The strength of SpecDraw lies in its simplicity. Conceptually it consists of nothing more than a linear filter, one of the most predictable and therefore easy-to-use signal processing tools known. The interface to the filter is graphical and interactive. The regions to be filtered can be specified from the spectrogram, allowing for easy identification and temporal tracking of any identifiable signal component. The use of SpecDraw is very intuitive because the user interacts directly with a time-frequency representation, a representation that is analogous to the signal analysis occurring in the auditory periphery and so relatively easy to conceptualize.

The current abilities of SpecDraw are somewhat primitive. So far, the program does not allow to specify a time-varying amplitude envelope for a selected region. This would clearly be a useful feature and it would also be easy to implement. More complicated signal modifications based on selected regions could include the controlled distortion of their shape along the time and frequency axes. Such an operation would still be very intuitive from a musical point of view (time and frequency being the main aspects of sound usually organized in music), but the corresponding signal modifications would be quite complicated to implement because of the multiplicity of possible solutions. The quality of the result would depend on the nature of the signal and the parametrization chosen for the resynthesis technique (which would probably have much in common with the structure of a phase vocoder).

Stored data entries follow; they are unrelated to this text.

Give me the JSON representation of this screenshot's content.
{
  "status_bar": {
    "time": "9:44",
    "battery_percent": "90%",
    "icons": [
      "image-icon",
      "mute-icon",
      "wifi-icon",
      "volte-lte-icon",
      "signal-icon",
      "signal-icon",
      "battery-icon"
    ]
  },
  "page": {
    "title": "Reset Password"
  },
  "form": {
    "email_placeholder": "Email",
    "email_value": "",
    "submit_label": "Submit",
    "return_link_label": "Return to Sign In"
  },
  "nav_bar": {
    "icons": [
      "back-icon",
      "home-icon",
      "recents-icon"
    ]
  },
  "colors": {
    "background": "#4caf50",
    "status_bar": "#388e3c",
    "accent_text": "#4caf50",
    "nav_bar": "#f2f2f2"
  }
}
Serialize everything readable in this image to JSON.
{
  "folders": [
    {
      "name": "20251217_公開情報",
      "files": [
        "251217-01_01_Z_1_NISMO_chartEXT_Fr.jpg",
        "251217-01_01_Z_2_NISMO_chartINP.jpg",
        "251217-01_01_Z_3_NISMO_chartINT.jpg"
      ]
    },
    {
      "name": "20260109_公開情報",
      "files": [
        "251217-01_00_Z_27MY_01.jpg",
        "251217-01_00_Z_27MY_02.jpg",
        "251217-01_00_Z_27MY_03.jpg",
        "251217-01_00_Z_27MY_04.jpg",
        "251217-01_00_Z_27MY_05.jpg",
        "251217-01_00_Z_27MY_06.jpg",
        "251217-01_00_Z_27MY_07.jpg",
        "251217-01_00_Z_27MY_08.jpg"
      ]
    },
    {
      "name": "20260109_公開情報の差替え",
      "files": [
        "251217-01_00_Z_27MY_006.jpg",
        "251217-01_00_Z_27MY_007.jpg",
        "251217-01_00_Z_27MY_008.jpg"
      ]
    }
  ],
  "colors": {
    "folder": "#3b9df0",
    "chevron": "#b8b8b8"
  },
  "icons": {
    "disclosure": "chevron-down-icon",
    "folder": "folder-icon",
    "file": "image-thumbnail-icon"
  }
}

These and other functions will be realized in the context of the SignalEditor project currently realized by Peter Wyngaard as a part of the IRCAM Signal Processing Workstation. The SignalEditor is a general-purpose signal editing tool which will include spectrogram editing as one of its representation and editing modes. It will also support simultaneous multiple representation, enabling the user to observe the (a)synchrony of different aspects of a sound - a powerful means of identifying hidden signal features.

Conclusion

Signal modification via editable signal representations has considerable potential for sound synthesis control and its application to contemporary composition. Our experience with SpecDraw confirms that editable signal representations are especially helpful in the process of imagining sound and the exploration of the musical potential of sound material.

The lack of any form of notation (as a basis for composition rather than for communication with instrumentalists) for synthetic sound has hindered the musical exploitation of this exciting compositional possibility. Current signal representations are still too primitive to be used by composers in a similar way to common music notation, as most such representations lack certain abstractions related to auditory cognition (e.g. harmonic pattern recognition). Nevertheless we think that the concept of editable signal representations can significantly contribute to the research on representation and notation tools for sound synthesis.